E o que dizer do “tem que ser forte”? Tinha que ser e fazer tantas coisas e não tinha animo para nenhuma delas. Tinha que resignar-se na dor. Tinha que se cuidar. Tinha que se conformar. Tinha que procurar entender os desígnios de Deus e aceitar que seu pai ou voltaria para os braços de seu Criador ou viveria outras vidas. Tinha que ter fé e esperanças de encontrá-lo um dia, não sabe onde, nem como. Tinha que suportar e ouvir pacientemente comentários do porque acender velas e rezar a “Ave Maria” e se o pai tinha lhes deixado alguma coisa, como se ele e os irmãos estivessem desesperados para brigar por fortuna.

Com certeza e se tivessem sorte, os ali presentes jamais saberiam como ele se sentia.

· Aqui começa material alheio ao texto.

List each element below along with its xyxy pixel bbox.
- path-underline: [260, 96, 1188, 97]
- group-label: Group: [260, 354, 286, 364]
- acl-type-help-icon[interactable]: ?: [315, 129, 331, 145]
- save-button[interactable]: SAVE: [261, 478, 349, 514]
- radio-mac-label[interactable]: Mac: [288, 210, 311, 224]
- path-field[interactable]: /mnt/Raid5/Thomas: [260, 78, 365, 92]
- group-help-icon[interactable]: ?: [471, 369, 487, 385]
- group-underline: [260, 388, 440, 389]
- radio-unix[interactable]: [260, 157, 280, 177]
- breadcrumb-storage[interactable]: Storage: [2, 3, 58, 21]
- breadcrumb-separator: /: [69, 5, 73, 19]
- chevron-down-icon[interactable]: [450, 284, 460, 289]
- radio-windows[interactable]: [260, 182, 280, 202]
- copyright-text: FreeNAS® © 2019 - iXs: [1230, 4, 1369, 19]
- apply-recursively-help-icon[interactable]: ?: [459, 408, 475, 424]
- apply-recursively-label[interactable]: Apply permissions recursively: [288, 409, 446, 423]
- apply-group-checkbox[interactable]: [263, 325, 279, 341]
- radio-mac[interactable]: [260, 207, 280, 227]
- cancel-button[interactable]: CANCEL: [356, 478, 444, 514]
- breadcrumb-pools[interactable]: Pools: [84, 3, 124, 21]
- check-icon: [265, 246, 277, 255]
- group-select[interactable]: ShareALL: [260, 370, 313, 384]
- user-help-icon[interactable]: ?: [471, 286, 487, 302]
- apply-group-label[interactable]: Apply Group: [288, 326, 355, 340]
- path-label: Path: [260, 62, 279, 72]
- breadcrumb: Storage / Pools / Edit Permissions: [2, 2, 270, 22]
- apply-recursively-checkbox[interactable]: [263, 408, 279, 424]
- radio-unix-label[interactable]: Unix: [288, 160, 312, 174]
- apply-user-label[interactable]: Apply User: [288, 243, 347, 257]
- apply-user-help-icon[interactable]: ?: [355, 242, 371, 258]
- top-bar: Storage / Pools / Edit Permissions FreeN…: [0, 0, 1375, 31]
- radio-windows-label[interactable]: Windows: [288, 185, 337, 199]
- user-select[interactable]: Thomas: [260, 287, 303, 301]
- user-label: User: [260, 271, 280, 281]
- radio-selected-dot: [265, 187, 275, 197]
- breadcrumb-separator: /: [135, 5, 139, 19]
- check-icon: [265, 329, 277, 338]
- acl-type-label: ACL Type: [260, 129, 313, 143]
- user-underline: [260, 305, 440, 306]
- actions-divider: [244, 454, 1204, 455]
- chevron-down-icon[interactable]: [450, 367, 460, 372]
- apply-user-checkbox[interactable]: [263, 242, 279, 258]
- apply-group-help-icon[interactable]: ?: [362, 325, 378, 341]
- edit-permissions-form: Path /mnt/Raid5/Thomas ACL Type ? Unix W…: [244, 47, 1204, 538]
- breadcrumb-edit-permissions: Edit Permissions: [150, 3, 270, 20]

Certeza, naquela hora, apenas uma, a de que ele, a irmã e os outros familiares precisavam se consolar.

Permaneceram, os filhos do morto e a viúva, silenciosos frente á seu corpo, tendo sua ausência como companhia e o peso e cumplicidade de que aquele dia nunca seria esquecido.

Iluminados pela chama que parecia querer se extinguir ao sopro da mais fraca brisa.

Imóveis a luz de velas. Velas postas lado a lado em castiçais metálicos. Velas que poderiam estar presentes em um jantar romântico. Infelizmente era um velório.